This disclosure relates to count loss correction in nuclear imaging. For example, quantization in single photon emission computed tomography (SPECT) imaging uses count loss correction to provide more accurate estimates of activity in the patient. The detector front-end signal processing and discriminator may cause undercounting of events due to dead time. The dead time (also called a count loss) of a nuclear imaging system or gamma camera is the time during which the system processes one or more events and is not available to process succeeding or concurrent events. The electronic circuits in a nuclear imaging system and the complex interaction between such circuits result in dead time.
Because of the dead time phenomenon, the rate at which events are processed by the system is a non-linear function of the rate of incoming events. Furthermore, the count rate losses also depend on the total number of emissions produced, including those emissions that lie outside the energy window of the channel analyzers of the system. Thus, the dead time of a nuclear imaging system depends on the nature of the system and the type of field interacting therewith.

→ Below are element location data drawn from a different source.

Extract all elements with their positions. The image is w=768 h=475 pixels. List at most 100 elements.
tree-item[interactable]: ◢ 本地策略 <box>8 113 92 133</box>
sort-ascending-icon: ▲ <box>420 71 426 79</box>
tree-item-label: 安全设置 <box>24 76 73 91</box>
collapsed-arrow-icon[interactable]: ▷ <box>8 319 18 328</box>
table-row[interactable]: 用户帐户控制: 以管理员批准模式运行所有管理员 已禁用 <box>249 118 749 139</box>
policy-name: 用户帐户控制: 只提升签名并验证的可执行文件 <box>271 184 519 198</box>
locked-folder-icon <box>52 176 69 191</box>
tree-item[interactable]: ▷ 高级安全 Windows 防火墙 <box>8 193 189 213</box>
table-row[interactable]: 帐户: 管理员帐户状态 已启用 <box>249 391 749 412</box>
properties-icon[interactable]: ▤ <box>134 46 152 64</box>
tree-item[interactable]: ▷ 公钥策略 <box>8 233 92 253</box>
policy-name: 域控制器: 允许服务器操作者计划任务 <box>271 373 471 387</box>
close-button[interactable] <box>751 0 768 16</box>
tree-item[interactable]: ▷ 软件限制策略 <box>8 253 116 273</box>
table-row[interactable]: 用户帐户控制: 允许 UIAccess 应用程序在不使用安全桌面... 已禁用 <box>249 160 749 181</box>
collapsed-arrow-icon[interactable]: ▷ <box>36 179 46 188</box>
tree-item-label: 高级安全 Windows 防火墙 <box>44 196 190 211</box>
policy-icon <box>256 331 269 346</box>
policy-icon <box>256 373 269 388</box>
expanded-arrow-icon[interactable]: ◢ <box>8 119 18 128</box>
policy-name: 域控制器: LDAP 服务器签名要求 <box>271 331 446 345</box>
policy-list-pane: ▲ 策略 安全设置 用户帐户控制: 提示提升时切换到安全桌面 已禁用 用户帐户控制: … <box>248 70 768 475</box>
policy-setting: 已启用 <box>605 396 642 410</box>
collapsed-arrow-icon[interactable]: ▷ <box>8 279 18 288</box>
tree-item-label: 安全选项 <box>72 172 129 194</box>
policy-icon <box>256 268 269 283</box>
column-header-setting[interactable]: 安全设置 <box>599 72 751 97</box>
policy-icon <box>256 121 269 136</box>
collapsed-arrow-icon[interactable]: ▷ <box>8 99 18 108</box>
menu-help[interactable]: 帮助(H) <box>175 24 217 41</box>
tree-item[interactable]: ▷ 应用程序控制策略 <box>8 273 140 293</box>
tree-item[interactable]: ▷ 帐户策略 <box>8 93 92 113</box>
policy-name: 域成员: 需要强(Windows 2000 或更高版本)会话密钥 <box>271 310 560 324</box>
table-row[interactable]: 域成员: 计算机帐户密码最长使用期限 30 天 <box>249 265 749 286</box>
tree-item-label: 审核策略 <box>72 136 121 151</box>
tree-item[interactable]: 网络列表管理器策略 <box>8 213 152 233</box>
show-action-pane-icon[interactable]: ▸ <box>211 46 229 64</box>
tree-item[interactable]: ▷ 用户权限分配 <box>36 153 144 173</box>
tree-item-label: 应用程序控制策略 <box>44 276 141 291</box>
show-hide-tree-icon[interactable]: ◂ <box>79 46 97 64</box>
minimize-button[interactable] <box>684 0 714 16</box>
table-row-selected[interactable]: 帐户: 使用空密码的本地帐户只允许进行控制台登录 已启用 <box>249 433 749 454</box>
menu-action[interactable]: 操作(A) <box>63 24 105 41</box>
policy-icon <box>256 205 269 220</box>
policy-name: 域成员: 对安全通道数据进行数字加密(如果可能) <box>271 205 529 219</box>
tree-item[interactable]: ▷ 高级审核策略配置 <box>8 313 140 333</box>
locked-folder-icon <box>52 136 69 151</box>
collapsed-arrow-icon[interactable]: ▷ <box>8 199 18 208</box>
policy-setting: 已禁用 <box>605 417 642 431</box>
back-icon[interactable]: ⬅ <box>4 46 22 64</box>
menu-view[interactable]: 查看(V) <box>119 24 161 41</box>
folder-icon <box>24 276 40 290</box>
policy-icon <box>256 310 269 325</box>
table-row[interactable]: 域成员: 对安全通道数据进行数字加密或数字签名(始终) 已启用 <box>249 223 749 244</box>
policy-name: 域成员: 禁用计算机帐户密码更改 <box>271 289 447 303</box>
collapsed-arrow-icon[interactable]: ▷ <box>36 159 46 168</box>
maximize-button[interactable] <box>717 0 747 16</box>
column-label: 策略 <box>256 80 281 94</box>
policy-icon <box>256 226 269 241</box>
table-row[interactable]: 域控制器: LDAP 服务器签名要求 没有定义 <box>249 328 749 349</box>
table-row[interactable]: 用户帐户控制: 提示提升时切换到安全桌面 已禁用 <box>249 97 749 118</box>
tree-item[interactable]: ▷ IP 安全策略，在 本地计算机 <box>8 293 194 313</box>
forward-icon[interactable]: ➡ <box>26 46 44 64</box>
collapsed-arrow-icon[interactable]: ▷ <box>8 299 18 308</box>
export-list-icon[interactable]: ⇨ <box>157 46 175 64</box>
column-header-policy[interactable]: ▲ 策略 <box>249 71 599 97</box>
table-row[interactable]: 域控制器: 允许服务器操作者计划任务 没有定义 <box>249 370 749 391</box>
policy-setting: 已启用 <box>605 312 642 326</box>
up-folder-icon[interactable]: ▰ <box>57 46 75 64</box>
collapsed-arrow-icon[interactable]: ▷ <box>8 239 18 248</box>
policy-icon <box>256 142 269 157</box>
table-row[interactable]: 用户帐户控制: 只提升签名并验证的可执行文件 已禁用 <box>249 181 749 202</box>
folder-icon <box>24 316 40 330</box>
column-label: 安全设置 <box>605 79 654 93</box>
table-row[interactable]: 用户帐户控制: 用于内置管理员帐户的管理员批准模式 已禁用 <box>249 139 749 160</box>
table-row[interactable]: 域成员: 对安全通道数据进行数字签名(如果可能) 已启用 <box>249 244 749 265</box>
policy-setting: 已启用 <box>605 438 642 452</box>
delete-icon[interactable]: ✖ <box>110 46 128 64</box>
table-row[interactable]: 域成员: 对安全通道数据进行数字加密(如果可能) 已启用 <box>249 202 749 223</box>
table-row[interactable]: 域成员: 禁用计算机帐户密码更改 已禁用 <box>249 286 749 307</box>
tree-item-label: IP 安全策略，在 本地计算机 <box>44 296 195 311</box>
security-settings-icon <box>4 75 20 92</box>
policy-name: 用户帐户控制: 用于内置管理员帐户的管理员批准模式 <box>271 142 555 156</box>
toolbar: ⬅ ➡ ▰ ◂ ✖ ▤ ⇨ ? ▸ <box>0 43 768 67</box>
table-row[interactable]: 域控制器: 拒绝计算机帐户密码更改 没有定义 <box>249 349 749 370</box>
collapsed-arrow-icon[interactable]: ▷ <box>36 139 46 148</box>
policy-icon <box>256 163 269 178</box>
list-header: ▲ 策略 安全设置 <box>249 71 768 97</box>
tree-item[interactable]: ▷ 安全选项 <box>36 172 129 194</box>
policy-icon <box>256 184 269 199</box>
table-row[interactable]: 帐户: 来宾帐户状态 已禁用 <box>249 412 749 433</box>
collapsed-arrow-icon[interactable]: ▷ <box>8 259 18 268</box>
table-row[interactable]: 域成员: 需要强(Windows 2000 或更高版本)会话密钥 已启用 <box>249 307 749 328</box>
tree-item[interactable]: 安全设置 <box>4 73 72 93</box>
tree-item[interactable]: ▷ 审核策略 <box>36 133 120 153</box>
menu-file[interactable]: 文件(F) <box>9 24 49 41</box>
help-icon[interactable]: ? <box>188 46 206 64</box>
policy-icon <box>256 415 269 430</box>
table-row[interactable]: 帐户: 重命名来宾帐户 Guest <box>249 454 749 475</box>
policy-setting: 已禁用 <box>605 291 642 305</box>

In one approach to compensate for the dead time, the true rate as a function of apparent rate is empirically measured for a system that approximates a clinical system. This relationship of actual to apparent is stored in a look-up table (LUT). The front-end count rate for future patients is then estimated by using the look-up table (LUT). For example, a count rate achieved by the SPECT system is correlated to loss using the lookup table (LUT).
Since this approach is time-invariant or case-in variant, it reduces the accuracy of the count loss correction. Dead time is extremely complicated and is dependent not only on the inherent limitations of the nuclear imaging system itself but also on the nuclear spectra with which the system is interacting. Consequently, the use of an empirical function to compensate for dead time introduces error or fails to account for variation. Any nuclear imaging system aspects that are time varient or use-case varient may reduce the accuracy of the count loss correction.